Para ello, la fotografía de Javi Agirre Erauso hace uso expresivo de una iluminación contrastada, llena de sombras, que generan una inquietud progresiva en torno a una existencia en apariencia bastante anodina, banal. De ahí que, a diferencia de su anterior colaboración, la serie Cristóbal Balenciaga, en la que hicieron uso de una Alexa Mini LF, aquí hayan empleado una cámara que les ha garantizado una mayor sensibilidad para trabajar con menos luz, como la Alexa 35. Un cambio fundamental para retratar con mayor eficacia las sombras de su personaje central.
La paradoja del planteamiento dramático del filme es que lo que genera esa tensión constante es que lo que está en juego es, sencillamente, el status quo del personaje de Fernández. Una figura, la de Enric Marco, construida a partir del contraste entre su apariencia bonachona, inofensiva, y una miríada de miradas esquivas, reacciones extrañas y, en general, toda la extraordinaria interpretación física que brinda su actor protagonista. En la cual resulta fundamental su proceso de transformación, que no se limita a los kilos de más o a la calvicie, sino a una forma determinada de moverse, y sobre todo de encogerse sobre sí mismo, que expresa los efectos de la presión a la que se ha sometido alguien que lleva toda la vida enredado en su propia telaraña de mentiras.

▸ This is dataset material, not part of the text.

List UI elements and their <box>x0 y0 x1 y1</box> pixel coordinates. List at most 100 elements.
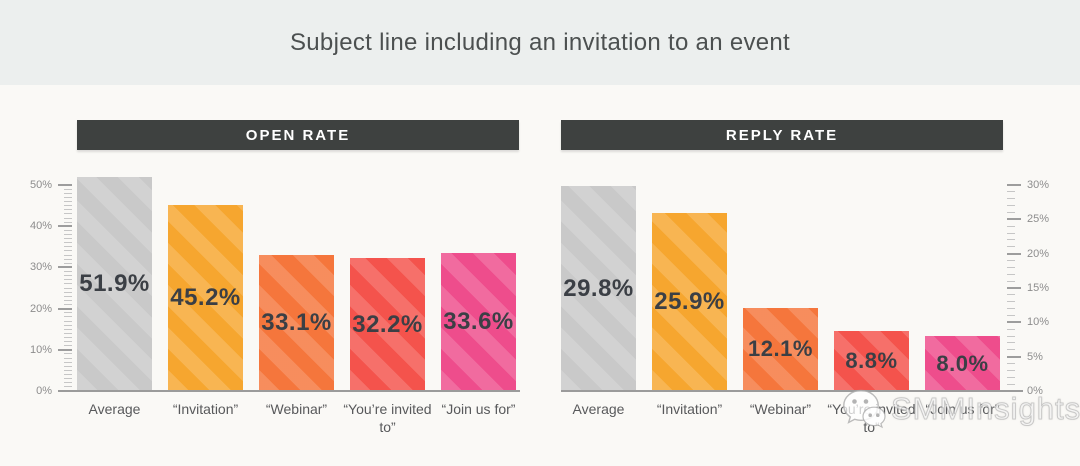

De ahí que Fernández pueda interpretar a Marco en los 70 sin apenas alteración: le basta cambiar la actitud para aparentar ser más joven.
Lo extraordinario de Marco es que, a través de un acontecimiento que tuvo lugar hace casi dos décadas, Arregi y Garaño están, en realidad, hablando de nuestro presente de posverdad, influencers y fake news. Cuando publicó El impostor, Cercas decía que todos nosotros somos, en nuestra vida cotidiana, un poco mentirosos. Que a veces adornamos la realidad para que nos quieran, nos aprecien o nos admiren un poco más.
Pero es que, desde entonces, esa tendencia se ha multiplicado hasta el histerismo debido a la presión que ejercen las redes sociales para que, un poco como Enric Marco, proyectemos al mundo una imagen idealizada de nosotros mismos, carente de complejidades y de sombras. ¿Y qué nos diferencia de él, que realmente no tenía nada más que ganar que una existencia más colorida, menos grisácea, que la que le había tocado?
Los directores rodean a su personaje principal de superficies reflectantes que nos recuerdan constantemente su naturaleza de doppelgänger del auténtico Enric Marco, una figura que no conocemos y de la que jamás veremos rastro alguno. Porque, como nos muestran durante el flashback a su época dentro de la CGT, Arregi y Garaño son conscientes de están intentando aproximarse a una persona que retorcía constantemente la verdad, adaptándose a su contexto y buscando la admiración de los que le rodeaban. Así que lo que llega a la pantalla (y de ahí lo espléndido de la interpretación de Fernández, que llena de matices su relación con el encuadre) no es más que un fantasma, la sombra de alguien en perpetua huida de sí mismo que ha acabado por borrarse por completo.
En el fondo, lo que proponen es prácticamente una inversión de lo que habían explicado antes en La trinchera infinita (2019). Allí Higinio (Antonio de la Torre) se convertía también en una especie de fantasma que acechaba el que había sido su hogar, pero, a diferencia de Marco, era porque su vida realmente estaba amenazada por el régimen franquista.
Lo que lleva a los directores vascos a profundizar en las contradicciones de la llamada memoria histórica: mientras los topos como Higinio eran borrados de la historia, los manipuladores como Marco, capaces de tergiversar sus discursos para adaptarlos a lo que la sociedad quería escuchar, campaban a sus anchas frente a las entidades públicas. La terrible pregunta que plantean Arregi y Garaño es ¿acaso hemos aprendido algo en todo este tiempo, o seguimos escuchando a los que, sencillamente, se adaptan a las ideas que el sistema demanda para asegurar su supervivencia?